こんなふうに、自分が元気なときに散々お小遣いをあげた子供や嫁から、介護が必要になってからそっぽを向かれてしまっては、目も当てられない。
「入所費用や自宅の修繕費など、最低でも300万円くらいは用意しておいた方がいい。終身保険に入っているなら解約返戻金があると考えられるので、最低でも100万円は持っておくべきです。それもないなら、余分なお金は使わずに、黙々と貯蓄した方がいい」(山口さん)
北村さんの計算では、夫が40年間会社勤めをして、年収は平均の600万円と仮定(妻は30才で結婚以来専業主婦)、平均寿命(男性81才、女性87才)まで生きた場合、夫婦が受け取れる年金額は、妻の老齢基礎年金が年間約80万円、夫の老齢基礎年金+老齢厚生年金が年間約212万円。
「これに、妻は夫が亡くなった後に遺族年金が加算されます」(北村さん)
将来受け取れる年金額の目安を知ったうえで、まずは自分が月にどれくらいお金を使えるのか見直そう。
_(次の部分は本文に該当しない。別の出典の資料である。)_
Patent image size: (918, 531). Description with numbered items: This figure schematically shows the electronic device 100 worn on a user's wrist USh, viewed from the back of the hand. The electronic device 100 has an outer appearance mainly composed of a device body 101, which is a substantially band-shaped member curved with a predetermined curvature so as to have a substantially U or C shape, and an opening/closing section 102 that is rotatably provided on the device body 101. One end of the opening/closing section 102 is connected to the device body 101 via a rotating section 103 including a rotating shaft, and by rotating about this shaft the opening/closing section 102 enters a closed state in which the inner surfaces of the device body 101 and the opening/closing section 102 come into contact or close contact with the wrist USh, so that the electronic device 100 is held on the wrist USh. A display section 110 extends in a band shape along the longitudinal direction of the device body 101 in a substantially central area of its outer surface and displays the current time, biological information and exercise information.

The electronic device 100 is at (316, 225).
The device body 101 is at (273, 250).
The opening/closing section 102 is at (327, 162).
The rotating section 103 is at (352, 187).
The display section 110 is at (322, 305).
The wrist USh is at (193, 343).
「老後のカウントダウンが始まる55才の時点で、一度収支や人生設計を見直してみてほしい。55才で確認して、10年後の65才で再確認するとなおいいでしょう」(山口さん)
その後の見通しは「100才まで生きる」と仮定すべきだ。ファイナンシャルプランナーの山中伸枝さんがアドバイスする。
「いまの年齢からあと何年生きられるかを計算した『平均余命』に基づくと、現在80才の人の余命は男性でも約9年もある。さらに、現在90才の男性の平均余命は約4年。すでに長生きしている人ほど健康なので、年齢が高ければ高いほど、“長生き率”は上がる傾向にある。そこまで考えると、生涯のキャッシュフローは“100才まで”と仮定して考えておくべきです」
「人生100年時代」は、決して他人事ではないということだ。せっかくの年金、賢く使いこなしたい。